Dans les pays anglo-saxons, le programme expérimental le plus intéressant a été mis en place entre 2007 et 2010 à New York sous l'appellation Opportunity New York City/Family Rewards . Il visait à inciter financièrement 5 000 familles pour atteindre un certain nombre d'objectifs en matière de santé, d'éducation et d'emploi par le versement de 22 primes différentes variant de 20 à 600 dollars. Le choix était explicitement, à l'origine, de ne pas agir sur l'accompagnement mais uniquement sur ces incitations financières de manière à en mesurer les effets. Les résultats de l'évaluation ont fait apparaitre un bilan en demi-teinte qui a conduit à l'abandon du programme : son fort potentiel a néanmoins été souligné, à condition d'investir aussi dans l'accompagnement des familles , ce qui, dans le cadre de cette expérience, a fait défaut.

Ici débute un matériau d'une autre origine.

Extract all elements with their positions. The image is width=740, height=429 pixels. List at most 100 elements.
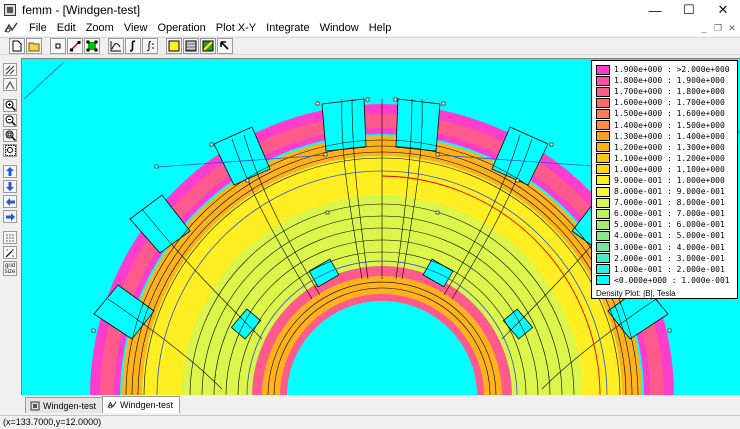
zoom-window-icon xyxy=(4,145,16,156)
mdi-minimize-button[interactable]: _ xyxy=(698,22,710,34)
legend-row: 3.000e-001 : 4.000e-001 xyxy=(596,242,733,253)
grid-size-label-bottom: size xyxy=(4,268,16,275)
zoom-natural-icon xyxy=(5,130,16,141)
pan-left-button[interactable] xyxy=(3,195,17,208)
xy-plot-icon xyxy=(110,41,121,52)
pan-up-button[interactable] xyxy=(3,165,17,178)
legend-swatch xyxy=(596,142,610,153)
show-density-plot-button[interactable] xyxy=(166,38,182,54)
legend-row: 2.000e-001 : 3.000e-001 xyxy=(596,253,733,264)
legend-row: 9.000e-001 : 1.000e+000 xyxy=(596,175,733,186)
block-integral-icon xyxy=(146,40,154,52)
menu-help[interactable]: Help xyxy=(364,20,397,36)
density-plot-icon xyxy=(168,40,180,52)
mesh-icon xyxy=(5,65,15,74)
legend-row: <0.000e+000 : 1.000e-001 xyxy=(596,275,733,286)
block-integral-button[interactable] xyxy=(142,38,158,54)
legend-label: 5.000e-001 : 6.000e-001 xyxy=(614,220,725,230)
arrow-left-icon xyxy=(5,197,15,206)
legend-swatch xyxy=(596,164,610,175)
mdi-close-button[interactable]: ✕ xyxy=(726,22,738,34)
legend-row: 1.300e+000 : 1.400e+000 xyxy=(596,131,733,142)
legend-label: 1.700e+000 : 1.800e+000 xyxy=(614,87,725,97)
mdi-controls: _ ❐ ✕ xyxy=(698,20,738,36)
menu-file[interactable]: File xyxy=(24,20,52,36)
tab-label: Windgen-test xyxy=(120,400,174,410)
contour-mode-button[interactable] xyxy=(67,38,83,54)
tab-windgen-preprocessor[interactable]: Windgen-test xyxy=(25,397,104,413)
legend-swatch xyxy=(596,120,610,131)
mdi-restore-button[interactable]: ❐ xyxy=(712,22,724,34)
zoom-window-button[interactable] xyxy=(3,144,17,157)
zoom-in-button[interactable] xyxy=(3,99,17,112)
main-toolbar xyxy=(0,37,740,55)
legend-label: 1.400e+000 : 1.500e+000 xyxy=(614,120,725,130)
legend-label: 9.000e-001 : 1.000e+000 xyxy=(614,175,725,185)
points-icon xyxy=(5,80,15,89)
show-points-button[interactable] xyxy=(3,78,17,91)
legend-swatch xyxy=(596,131,610,142)
pan-down-button[interactable] xyxy=(3,180,17,193)
show-vector-plot-button[interactable] xyxy=(200,38,216,54)
integrate-button[interactable] xyxy=(125,38,141,54)
document-tab-bar: Windgen-test Windgen-test xyxy=(21,396,740,413)
document-system-icon[interactable] xyxy=(4,22,18,34)
pointer-button[interactable] xyxy=(217,38,233,54)
zoom-natural-button[interactable] xyxy=(3,129,17,142)
zoom-out-button[interactable] xyxy=(3,114,17,127)
plot-xy-button[interactable] xyxy=(108,38,124,54)
menu-bar: File Edit Zoom View Operation Plot X-Y I… xyxy=(0,20,740,36)
zoom-out-icon xyxy=(5,115,16,126)
new-file-button[interactable] xyxy=(9,38,25,54)
snap-grid-button[interactable] xyxy=(3,246,17,259)
legend-row: 8.000e-001 : 9.000e-001 xyxy=(596,186,733,197)
legend-row: 1.000e-001 : 2.000e-001 xyxy=(596,264,733,275)
maximize-button[interactable]: ☐ xyxy=(672,0,706,20)
menu-integrate[interactable]: Integrate xyxy=(261,20,314,36)
legend-row: 1.000e+000 : 1.100e+000 xyxy=(596,164,733,175)
open-file-button[interactable] xyxy=(26,38,42,54)
tab-windgen-postprocessor[interactable]: Windgen-test xyxy=(102,396,181,413)
legend-row: 1.500e+000 : 1.600e+000 xyxy=(596,108,733,119)
legend-row: 7.000e-001 : 8.000e-001 xyxy=(596,197,733,208)
legend-swatch xyxy=(596,175,610,186)
minimize-button[interactable]: — xyxy=(638,0,672,20)
grid-size-button[interactable]: grid size xyxy=(3,261,17,276)
arrow-down-icon xyxy=(6,182,14,191)
menu-operation[interactable]: Operation xyxy=(152,20,210,36)
pan-right-button[interactable] xyxy=(3,210,17,223)
snap-grid-icon xyxy=(5,248,14,257)
legend-row: 4.000e-001 : 5.000e-001 xyxy=(596,230,733,241)
arrow-up-icon xyxy=(6,167,14,176)
menu-view[interactable]: View xyxy=(119,20,153,36)
node-mode-button[interactable] xyxy=(50,38,66,54)
status-bar: (x=133.7000,y=12.0000) xyxy=(0,415,740,429)
legend-row: 1.600e+000 : 1.700e+000 xyxy=(596,97,733,108)
legend-label: 1.500e+000 : 1.600e+000 xyxy=(614,109,725,119)
close-button[interactable]: ✕ xyxy=(706,0,740,20)
legend-swatch xyxy=(596,86,610,97)
show-grid-button[interactable] xyxy=(3,231,17,244)
show-contour-plot-button[interactable] xyxy=(183,38,199,54)
show-mesh-button[interactable] xyxy=(3,63,17,76)
menu-zoom[interactable]: Zoom xyxy=(81,20,119,36)
legend-label: 2.000e-001 : 3.000e-001 xyxy=(614,253,725,263)
legend-label: 1.200e+000 : 1.300e+000 xyxy=(614,142,725,152)
menu-plot-xy[interactable]: Plot X-Y xyxy=(211,20,261,36)
legend-swatch xyxy=(596,97,610,108)
grid-icon xyxy=(6,233,14,242)
legend-swatch xyxy=(596,197,610,208)
vector-plot-icon xyxy=(202,40,214,52)
area-mode-button[interactable] xyxy=(84,38,100,54)
femm-app-icon xyxy=(4,4,16,16)
density-plot-canvas[interactable]: 1.900e+000 : >2.000e+000 1.800e+000 : 1.… xyxy=(21,58,740,395)
area-icon xyxy=(86,40,98,52)
menu-window[interactable]: Window xyxy=(315,20,364,36)
legend-label: 1.900e+000 : >2.000e+000 xyxy=(614,65,730,75)
menu-edit[interactable]: Edit xyxy=(52,20,81,36)
legend-label: 7.000e-001 : 8.000e-001 xyxy=(614,198,725,208)
tab-label: Windgen-test xyxy=(43,400,97,411)
legend-label: <0.000e+000 : 1.000e-001 xyxy=(614,275,730,285)
title-bar: femm - [Windgen-test] — ☐ ✕ xyxy=(0,0,740,20)
legend-swatch xyxy=(596,186,610,197)
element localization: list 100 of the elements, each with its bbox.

La porosité des limites entre les programmes de soutien reposant sur la contrainte et ceux reposant sur l'incitation financière force une double conclusion, à la fois touchant à leur éthique et à leur efficience.

Sur le plan éthique, la légitimité de ces programmes est fortement questionnée , notamment quant à la trop forte ingérence de la puissance publique dans les affaires familiales : plus le programme est accepté, plus, souvent, la logique de contrepartie est évidente en ce qu'elle s'intègre dans les différents modèles sociaux.

A ce titre, leur succès est proportionnel à l'intensité et à la qualité des services d'accompagnement . Quatre éléments sont alors particulièrement importants : le choix des bénéficiaires ; la capacité à limiter la stigmatisation ; l'adoption d'une approche globale ; l'évocation et l'utilisation avec justesse et parcimonie des sanctions. La nature de l'accompagnement proposé est ce qui apporte la plus importante plus-value. Les meilleurs se caractérisent par une intervention intensive et sur la durée autour de professionnels particulièrement qualifiés et expérimentés.